You're really starting to sound like a Georgist.
>But one thing is for sure. The Government is not the ueber Land Lord
>collecting ground rent in the form of taxes.
Nor should private landlords be.
>If government taxes land it is taxing something it does not -own-.
>Individuals and/or firms own land.
>>From where does that ownership right derive?
>Either they had it aboriginally, won it in war (by fair means or
>foul) or bought from someone who already owned it.
And of course you don't differentiate between the different mechanisms
under which it was acquired. Fair or foul, it's all the same to you.
BTW, your list is by no means exhaustive. There are plenty of
instances where land was appropriated from one group by another that
did not involve an actual war.
>Land is property. It belongs to those who bought it, won it or got
>it by improvement (such as the Dutch in Holland). Government is at
>most a policeman to guard the rights of property owners.
Proof by vigorous assertion?
This is where the thread enters the phase where we must discuss the
origin and justification of property rights.

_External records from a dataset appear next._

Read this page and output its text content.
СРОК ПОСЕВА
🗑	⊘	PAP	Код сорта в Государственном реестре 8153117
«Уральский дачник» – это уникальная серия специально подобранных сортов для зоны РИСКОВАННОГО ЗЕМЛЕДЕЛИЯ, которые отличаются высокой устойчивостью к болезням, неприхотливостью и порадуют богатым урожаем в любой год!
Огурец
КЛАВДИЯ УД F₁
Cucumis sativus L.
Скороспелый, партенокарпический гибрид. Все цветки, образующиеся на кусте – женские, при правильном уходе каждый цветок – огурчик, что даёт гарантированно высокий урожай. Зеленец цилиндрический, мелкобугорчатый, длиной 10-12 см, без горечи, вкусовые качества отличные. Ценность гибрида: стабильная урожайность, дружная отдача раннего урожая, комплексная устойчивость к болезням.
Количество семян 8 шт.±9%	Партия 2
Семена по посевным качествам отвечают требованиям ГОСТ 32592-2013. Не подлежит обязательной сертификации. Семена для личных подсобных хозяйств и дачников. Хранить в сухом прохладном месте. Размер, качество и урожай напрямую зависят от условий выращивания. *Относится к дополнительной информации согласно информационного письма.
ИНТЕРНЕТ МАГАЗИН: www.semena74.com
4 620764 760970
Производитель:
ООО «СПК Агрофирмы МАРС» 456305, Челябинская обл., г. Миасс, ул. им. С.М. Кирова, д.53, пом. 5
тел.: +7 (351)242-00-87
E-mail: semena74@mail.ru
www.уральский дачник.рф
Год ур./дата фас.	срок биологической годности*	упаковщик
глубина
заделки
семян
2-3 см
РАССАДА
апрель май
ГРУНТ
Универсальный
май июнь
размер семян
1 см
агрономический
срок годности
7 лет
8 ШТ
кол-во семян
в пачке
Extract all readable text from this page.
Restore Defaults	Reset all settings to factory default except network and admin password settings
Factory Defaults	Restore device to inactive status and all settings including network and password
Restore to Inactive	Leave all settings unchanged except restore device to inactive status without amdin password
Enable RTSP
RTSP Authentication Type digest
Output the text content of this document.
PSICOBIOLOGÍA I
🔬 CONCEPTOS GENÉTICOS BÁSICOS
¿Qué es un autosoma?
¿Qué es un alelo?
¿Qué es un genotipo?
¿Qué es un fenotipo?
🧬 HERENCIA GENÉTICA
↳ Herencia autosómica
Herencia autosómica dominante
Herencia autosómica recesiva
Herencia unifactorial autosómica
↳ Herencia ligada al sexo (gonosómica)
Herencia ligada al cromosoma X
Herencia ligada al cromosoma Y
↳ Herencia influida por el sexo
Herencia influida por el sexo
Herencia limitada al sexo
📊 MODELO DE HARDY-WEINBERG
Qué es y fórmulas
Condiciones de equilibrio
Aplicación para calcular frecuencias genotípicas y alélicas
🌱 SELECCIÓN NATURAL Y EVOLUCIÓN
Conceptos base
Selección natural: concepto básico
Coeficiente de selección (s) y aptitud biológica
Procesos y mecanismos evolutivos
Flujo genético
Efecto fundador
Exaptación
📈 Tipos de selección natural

Simply saying, "it's my property because I bought it, and the
government must defend that right because property is sacred" is
illogical, fuzzy-thinking nonsense.
I'll start off with a Lockean justification of property rights:
1. Man owns himself
2. As a result of self-ownership, man owns the fruits of his labor
3. As a result of owning the fruits of his labor, man may engage in
voluntary trade with others for the fruits of their labor and in so
doing acquire a property right to those products as well
I more or less agree with the above. Then Locke addresses the
justification of property rights in land, and this is where he goes
horribly awry. Since land is the not the fruit of anyone's labor, the
above justification doesn't work. So Locke introduces a dodge - by
mixing one's labor with land that is not presently owned by anyone, one
acquires a property right in the land. Unfortunately, this reasoning
doesn't stand up to scrutiny. Why should mixing something you own with
something you do not own confer ownership of the whole? It is more
reasonable to conclude that you simply own the part you owned before
and do not own the part you did not own before. If the two cannot be
separated, it is equally reasonable to conclude that mixing the two
causes you to lose what you previously owned. Nozick masterfully summed
this up when he asked, "if I pour tomato juice that I own into the
ocean, is it more logical to conclude that I now own the entire ocean
or that I wasted my tomato juice?"
So we're back to the Georgist justification of property rights - man
has a legitimate property right in the fruits of his labor and an equal
claim on those things which nature has provided for all.